Além da discussão sobre o ICMS, a reunião do Confaz resultou em dois encaminhamentos concretos:
- Integração de Devedores Contumazes: Os estados se comprometeram a enviar à Receita Federal suas listas de devedores contumazes de ICMS, com foco especial no setor de combustíveis. O objetivo é integrar essas informações ao cadastro nacional de devedores, ampliando a capacidade de fiscalização e combate à sonegação.
- Fiscalização em Tempo Real: Foi aprovado um acordo entre 21 estados e a Agência Nacional do Petróleo, Gás Natural e Biocombustíveis (ANP) para disponibilizar em tempo real as notas fiscais de venda de combustíveis no varejo. Essa medida fortalecerá a capacidade de fiscalização da ANP e dos Procons estaduais. Atualmente, São Paulo, Paraná, Santa Catarina, Amazonas, Mato Grosso e Alagoas ainda não aderiram ao acordo, mas foram convidados a fazê-lo.
Alerta sobre Preços e Fiscalização
Dario Durigan também fez um alerta importante sobre o aumento dos preços da gasolina e do etanol. Ele observou que esses reajustes têm ocorrido sem que haja um aumento correspondente por parte da Petrobras, levantando questionamentos sobre a sua justificativa.
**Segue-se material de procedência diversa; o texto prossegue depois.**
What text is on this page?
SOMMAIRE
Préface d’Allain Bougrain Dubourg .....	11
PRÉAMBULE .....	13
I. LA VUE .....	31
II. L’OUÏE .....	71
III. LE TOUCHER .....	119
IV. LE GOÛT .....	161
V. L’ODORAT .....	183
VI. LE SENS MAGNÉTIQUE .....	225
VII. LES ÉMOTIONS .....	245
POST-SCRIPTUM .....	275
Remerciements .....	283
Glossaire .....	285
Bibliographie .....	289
Diante disso, as autoridades competentes estarão atentas, e a fiscalização será intensificada em paralelo às medidas tributárias, buscando coibir práticas abusivas no mercado de combustíveis.
Visão Geral
Em suma, a iniciativa do Ministério da Fazenda busca estabilizar o mercado de diesel diante das pressões internacionais, propondo uma parceria federativa para zerar temporariamente o ICMS de importação. Paralelamente, o Confaz avançou em medidas importantes para aprimorar a fiscalização e o combate à sonegação no setor de combustíveis, como a integração de cadastros de devedores e o monitoramento em tempo real das vendas. Essas ações combinadas visam garantir não apenas o abastecimento, mas também a transparência e a justiça nos preços dos combustíveis para o consumidor brasileiro.